[sdiy] alternative to solid tantalum capacitors

Cooper Sloan mistercooper at gmail.com
Thu Mar 30 03:43:05 CEST 2017


There is now an alternative to solid tantalum capacitors

Recent advances in polymer-cathode technology and improvements in
tightening the tantalum supply-chain are allowing more designers to choose
polymer tantalum capacitors as alternatives to traditional solid tantalum
capacitors, writes Roger Tall

In specifying the ideal capacitor most designers would start with high
volumetric efficiency and then consider miniaturised packages and
capacitance stability over applied voltage, frequency, temperature and time.

A low equivalent series resistance (ESR), noise-free operation, high
ripple-current handling capability, and a decades-long life expectancy
would also feature on this technical wish-list.

Whilst conventional solid, MnO2 tantalum capacitors meet many of these
criteria, the latest polymer tantalums offer significant improvements in
performance.

Capacitance retention is improved at higher frequencies up to 500kHz and
ESR is reduced to as low as 5 mOhms. Polymer tantalums are also rated at up
to 75V and have more relaxed derating guidelines.

The inherent risk of ignition or smoke during a short-circuit failure of a
solid tantalum capacitor has also been eliminated with the polymer
tantalum’s benign failure mode.

*Capacitance stability*

[image: Figure 1]

Figure 1

The capacitance stability achieved by polymer tantalum capacitors exceeds
that of MLCCs over time, temperature and voltage. Whilst MLCCs are
susceptible to aging, polymer tantalums achieve long-term stability over an
operational lifetime of 20 years. This longevity also makes polymer
tantalums a viable alternative to aluminium electrolytic capacitors which
can dry-out in use and may require re-forming after a shelf-life of 2 years
or less.

The lack of a significant change in capacitance when polymer tantalum
capacitors operate at temperatures down to -55°C is a major advantage over
capacitors containing a liquid electrolyte.  However, their upper
temperature limit of 125°C is lower than that of MnO2 capacitors which
include versions which can operate at temperatures of up to 200°C.

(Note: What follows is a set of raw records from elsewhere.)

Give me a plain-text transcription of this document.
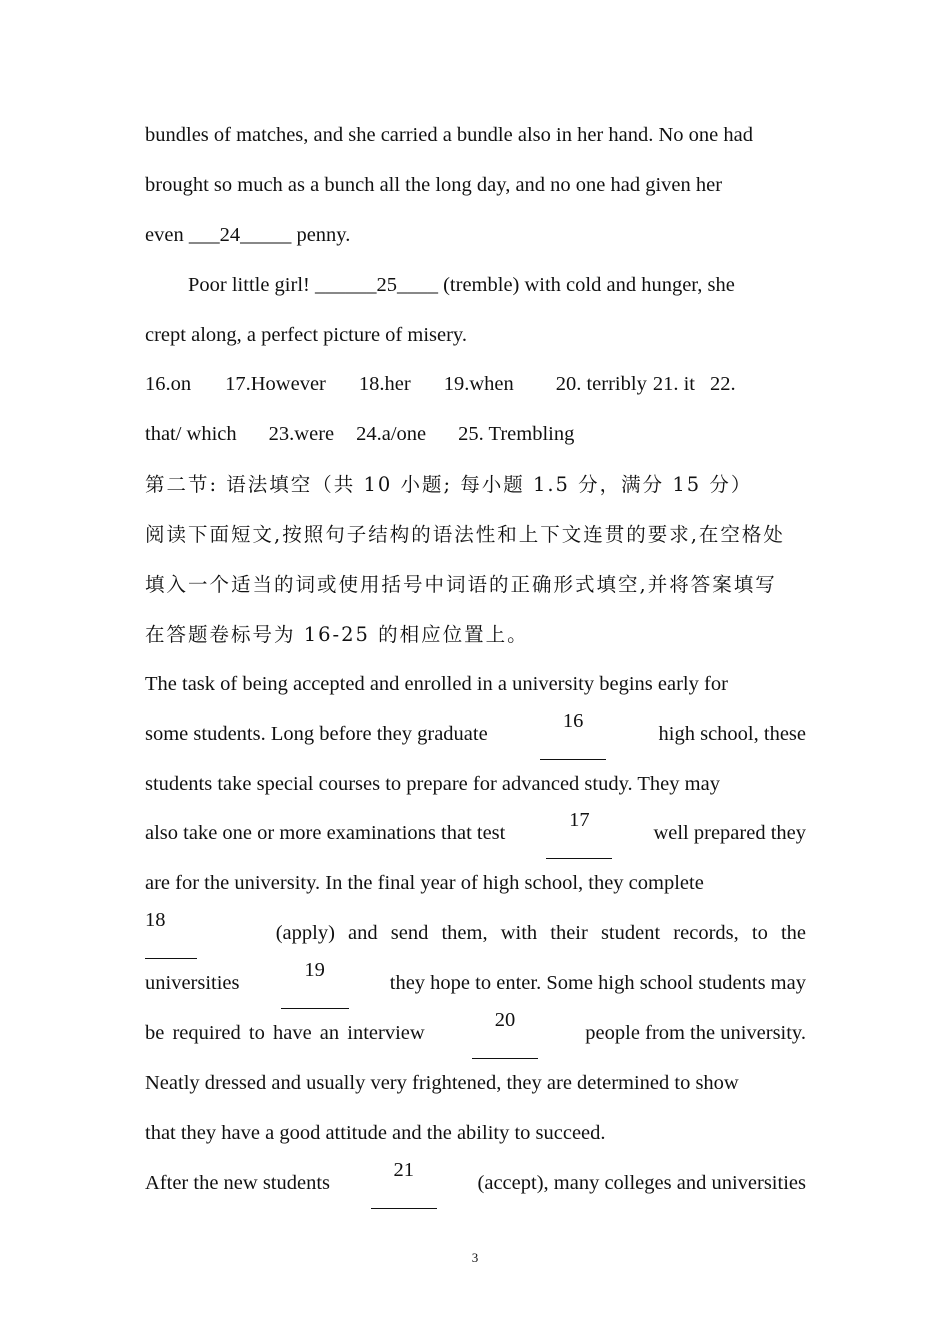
bundles of matches, and she carried a bundle also in her hand. No one had
brought so much as a bunch all the long day, and no one had given her
even ___24_____ penny.
Poor little girl! ______25____ (tremble) with cold and hunger, she
crept along, a perfect picture of misery.
16.on 17.However 18.her 19.when 20. terribly 21. it 22.
that/ which 23.were 24.a/one 25. Trembling
第二节: 语法填空（共 10 小题; 每小题 1.5 分，满分 15 分）
阅读下面短文,按照句子结构的语法性和上下文连贯的要求,在空格处
填入一个适当的词或使用括号中词语的正确形式填空,并将答案填写
在答题卷标号为 16-25 的相应位置上。
The task of being accepted and enrolled in a university begins early for
some students. Long before they graduate
16
high school, these
students take special courses to prepare for advanced study. They may
also take one or more examinations that test
17
well prepared they
are for the university. In the final year of high school, they complete
18
(apply) and send them, with their student records, to the
universities
19
they hope to enter. Some high school students may
be required to have an interview
20
people from the university.
Neatly dressed and usually very frightened, they are determined to show
that they have a good attitude and the ability to succeed.
After the new students
21
(accept), many colleges and universities
3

*Lower ESR for higher frequency*

A relatively high equivalent series resistance (ESR) has always been a
weakness for conventional MnO2 capacitors which typically have ESR of 40 to
50mOhm. The capacitance roll-off experienced by MnO2 at frequencies above
10kHz has, therefore, limited their use in some applications.  In contrast,
polymer technology can reduce ESR to as low as 5mOhm, which ensures useful
capacitance is available at frequencies of up to 500kHz.

*Capacitance volume vs frequency*

Tantalum is not the only capacitor technology in which polymer is being
used to enhance stability. For frequencies approaching 1MHz, the 2mOhm ESR
achieved by polymer aluminium capacitors can provide slightly higher
capacitance retention without adding to design complexity. This reduced ESR
does, however, have to be traded-off against the lower maximum capacitance
of the polymer aluminium which is just 50% to 80% of a polymer tantalum in
the same package.

For applications in which miniaturisation is a priority this could be
critical. The minimum case size offered by a polymer aluminium capacitor is
7343, compared to 0805 for polymer tantalum. The voltage range of polymer
aluminium capacitors is also capped at 35V whereas polymer tantalums can be
used in applications up to 75V.

*Eliminating ethical constraints*

[image: Fig%202]The selection of tantalum capacitors is not always limited
to electrical performance, but can also be also affected by ethical and
commercial issues. Much of world’s tantalum ore is extracted in the
Democratic Republic of the Congo (DRC) where years of armed conflict have
seen militias using the tantalum and other mines to fund their activities
whilst inflicting severe human rights abuses.

The world’s response to this has been the introduction of US legislation
such as the Congo Conflict Minerals Act of 2009 and a new EU law, announced
in March 2017, which will become effective in 2021. Both of these
regulations require companies to provide the traceability necessary to
ensure that their supply-chains are free from conflict minerals.

Many companies decided that the simplest compliance strategy would be to
avoid any trade with the DRC.

By taking a more radical approach to the eradication of conflict minerals
from the supply-chain, capacitor manufacturer Kemet, has fundamentally
answered the ethical issues surrounding the sourcing of tantalum ore.
Working in partnership with a certified conflict-free mine in the DRC
allows Kemet to ensure that the mine operates in accordance with codes such
as iTSCi and that the revenues are fairly distributed to miners and the
local community.

This not only frees OEMs from the ethical constraints of using tantalum
capacitors, it also helps to eliminate supply risk, price instability and
lead-time fluctuations.

The combination of low ESR with higher voltage, stability and frequency, in
addition to more stable and ethical sourcing of the tantalum ore, means
that designers can now apply the benefits of polymer tantalum technology
across a wider range of applications.